E à medida em que infância, fé, família e religião começam a se digladiar dentro e fora da mente do protagonista, Pequenas Coisas Como Estas cresce, nos perturba tanto quanto aos seus personagens e nos leva em direção a uma experiência difícil, pesada, mas poderosa. Com uma fotografia fria, que destaca o gélido e chuvoso inverno irlandês, o longa de Mielants é melancólico, duro de digerir, mas necessário como uma memória viva daquilo que jamais pode se repetir. Com Emily Watson brilhando em uma performance intensa, que se revela na frieza da Irmã Mary, o drama é uma dolorosa epifania sobre o doloso domínio da Igreja Católica sobre algumas comunidades irlandesas. Escondidos debaixo do manto da religião, padres e freiras ajudaram a perpetuar uma onda de horror e traumas que ainda caminham com suas vítimas.

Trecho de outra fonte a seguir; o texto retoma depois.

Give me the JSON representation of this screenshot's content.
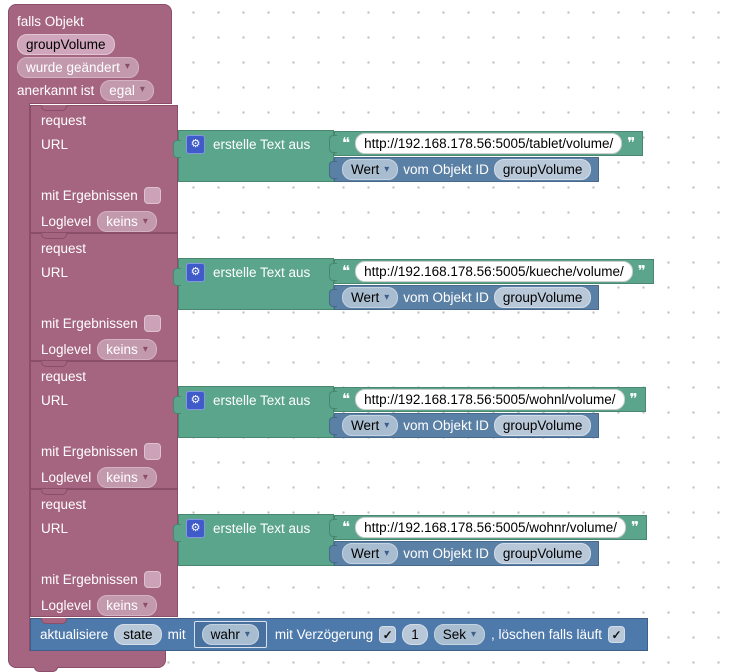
{
  "colors": {
    "trigger_block": "#a5647f",
    "text_block": "#5ba58c",
    "value_block": "#5b80a5",
    "control_block": "#4e79ab",
    "gear_icon_bg": "#3f5ac9"
  },
  "icons": {
    "gear": "⚙",
    "dropdown_arrow": "▾",
    "check": "✓",
    "open_quote": "❝",
    "close_quote": "❞"
  },
  "trigger": {
    "title": "falls Objekt",
    "object_id": "groupVolume",
    "change_dropdown": "wurde geändert",
    "ack_label": "anerkannt ist",
    "ack_dropdown": "egal"
  },
  "request_labels": {
    "name": "request",
    "url": "URL",
    "results": "mit Ergebnissen",
    "loglevel": "Loglevel",
    "loglevel_value": "keins",
    "builder": "erstelle Text aus",
    "value_dropdown": "Wert",
    "value_text": "vom Objekt ID",
    "value_object": "groupVolume"
  },
  "requests": [
    {
      "url": "http://192.168.178.56:5005/tablet/volume/"
    },
    {
      "url": "http://192.168.178.56:5005/kueche/volume/"
    },
    {
      "url": "http://192.168.178.56:5005/wohnl/volume/"
    },
    {
      "url": "http://192.168.178.56:5005/wohnr/volume/"
    }
  ],
  "update": {
    "action": "aktualisiere",
    "state_id": "state",
    "with": "mit",
    "value": "wahr",
    "delay_label": "mit Verzögerung",
    "delay_checked": "✓",
    "delay_value": "1",
    "delay_unit": "Sek",
    "suffix": ", löschen falls läuft",
    "clear_checked": "✓"
  }
}
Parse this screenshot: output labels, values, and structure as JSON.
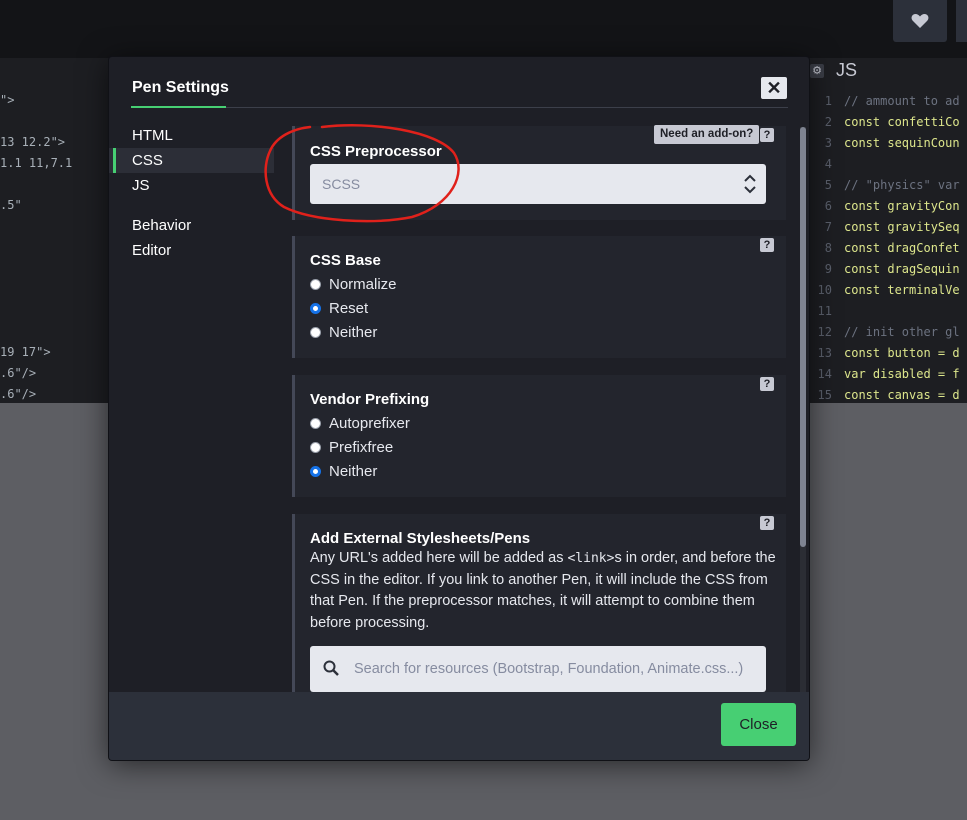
{
  "background": {
    "left_code": [
      "\">",
      "",
      "13 12.2\">",
      "1.1 11,7.1",
      "",
      ".5\"",
      "",
      "",
      "",
      "",
      "",
      "",
      "19 17\">",
      ".6\"/>",
      ".6\"/>"
    ],
    "js_title": "JS",
    "js_line_numbers": [
      "1",
      "2",
      "3",
      "4",
      "5",
      "6",
      "7",
      "8",
      "9",
      "10",
      "11",
      "12",
      "13",
      "14",
      "15"
    ],
    "js_lines": [
      {
        "cls": "cm",
        "text": "// ammount to ad"
      },
      {
        "cls": "kw",
        "text": "const confettiCo"
      },
      {
        "cls": "kw",
        "text": "const sequinCoun"
      },
      {
        "cls": "",
        "text": ""
      },
      {
        "cls": "cm",
        "text": "// \"physics\" var"
      },
      {
        "cls": "kw",
        "text": "const gravityCon"
      },
      {
        "cls": "kw",
        "text": "const gravitySeq"
      },
      {
        "cls": "kw",
        "text": "const dragConfet"
      },
      {
        "cls": "kw",
        "text": "const dragSequin"
      },
      {
        "cls": "kw",
        "text": "const terminalVe"
      },
      {
        "cls": "",
        "text": ""
      },
      {
        "cls": "cm",
        "text": "// init other gl"
      },
      {
        "cls": "kw",
        "text": "const button = d"
      },
      {
        "cls": "kw",
        "text": "var disabled = f"
      },
      {
        "cls": "kw",
        "text": "const canvas = d"
      }
    ]
  },
  "modal": {
    "title": "Pen Settings",
    "close_symbol": "✕",
    "nav": [
      "HTML",
      "CSS",
      "JS",
      "Behavior",
      "Editor"
    ],
    "active_nav": "CSS",
    "preprocessor": {
      "title": "CSS Preprocessor",
      "addon_label": "Need an add-on?",
      "selected": "SCSS"
    },
    "base": {
      "title": "CSS Base",
      "options": [
        "Normalize",
        "Reset",
        "Neither"
      ],
      "selected": "Reset"
    },
    "vendor": {
      "title": "Vendor Prefixing",
      "options": [
        "Autoprefixer",
        "Prefixfree",
        "Neither"
      ],
      "selected": "Neither"
    },
    "external": {
      "title": "Add External Stylesheets/Pens",
      "desc_before": "Any URL's added here will be added as ",
      "desc_code": "<link>",
      "desc_after": "s in order, and before the CSS in the editor. If you link to another Pen, it will include the CSS from that Pen. If the preprocessor matches, it will attempt to combine them before processing.",
      "search_placeholder": "Search for resources (Bootstrap, Foundation, Animate.css...)"
    },
    "help_symbol": "?",
    "close_button": "Close"
  },
  "colors": {
    "accent": "#47cf73",
    "radio_checked": "#1572e8",
    "annotation": "#e0211b"
  }
}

E parte dessa extensão de sofrimento flui para fora das telas, tomando a audiência da mesma angústia tão lindamente expressa por Murphy. Mas ainda que a melancolia da história de Bill e daquelas jovens garotas aprisionadas no instituto de correção paute a maior parte do ritmo do longa, há também um esperançoso feixe de luz que rompe a vasta barreira de sombras. Trazendo um final delicado e doce, Pequenas Coisas Como Estas se encerra com um sopro de esperança e ternura, um sorriso efêmero, mas gentil e genuíno que nos lembra que não há trevas que durem para sempre.